Start
Herhaal de stof van de eerste les. Waar hebben we het over gehad? Benoem ook de camera obscura.
Leg uit
In eerste instantie gebruikten kunstenaars, vooral schilders, de camera obscura (de voorloper van de fotocamera) als hulpmiddel bij het schilderen. Zo hadden ze een voorbeeld voor hun schilderijen. Men zag het destijds zelfs een beetje als valsspelen!
Inmiddels zijn foto’s niet meer weg te denken uit onze samenleving: onze eigen foto’s, maar ook bijvoorbeeld foto’s in de kranten of op internet. Sommige mensen maken foto’s als beroep. Zij zijn beroepsfotograaf. Vaak specialiseren beroepsfotografen zich in een bepaald genre, zoals portretten, landschapsfotografie, nieuws en actualiteit, mode, sport, natuurfotografie of documentairefotografie.

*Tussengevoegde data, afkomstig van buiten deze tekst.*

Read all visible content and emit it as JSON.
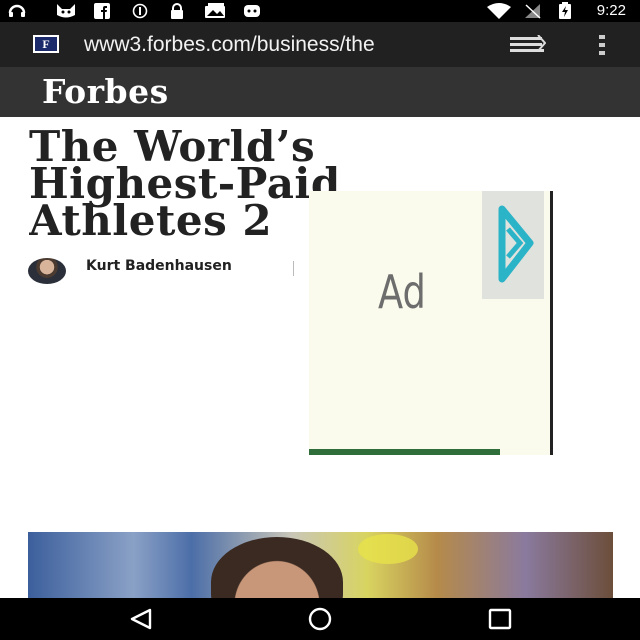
{
  "status_bar": {
    "time": "9:22",
    "icons": [
      "headset-icon",
      "cat-icon",
      "facebook-icon",
      "stop-icon",
      "lock-icon",
      "photo-icon",
      "android-icon",
      "wifi-icon",
      "signal-icon",
      "battery-icon"
    ]
  },
  "browser": {
    "favicon_letter": "F",
    "url": "www3.forbes.com/business/the"
  },
  "header": {
    "logo": "Forbes"
  },
  "article": {
    "title": "The World’s Highest-Paid Athletes 2",
    "author": "Kurt Badenhausen"
  },
  "ad": {
    "label": "Ad"
  },
  "colors": {
    "header_bg": "#333333",
    "url_bar_bg": "#212121",
    "ad_bg": "#fafbec",
    "ad_choices": "#2bb3c8"
  }
}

Een klein deel van alle foto’s die mensen maken, zien we als kunstwerken. Sommige beroepsfotografen zijn daarom ook kunstenaars. Hun werk is vaak heel herkenbaar: als je een foto ziet, weet je vaak snel wie de foto gemaakt heeft. Je herkent het werk bijvoorbeeld door het gebruik van kleur en contrasten, lichtinval, de compositie en de wijze van kaderen.
Aan de slag
Hoe onderscheidt je lichtval, compositie en contrast. Verdeel de klas in groepjes en deel de kwartetspellen uit. Laat de leerlingen de kaarten met fotokunst eruit zoeken. Bekijk en bespreek de foto’s samen met behulp van de volgende vragen:
Leg uit
Bespreek nu, aan de hand van de website kunstkwartetcuracao.org de CV’s van de kunstenaars, die de foto’s gemaakt hebben en vertel iets over hun achtergrond.
Aan de slag
Deel vervolgens Opdrachtvel 7a uit. Laat de leerlingen de rest van de les aan de opdracht werken. Ga hiermee verder in Les 3. Aan het eind van Les 3 moeten de opdrachten af zijn.
Afsluiten
Herhaal de belangrijkste punten: genres, beroepsfotografie, kunstfotografie.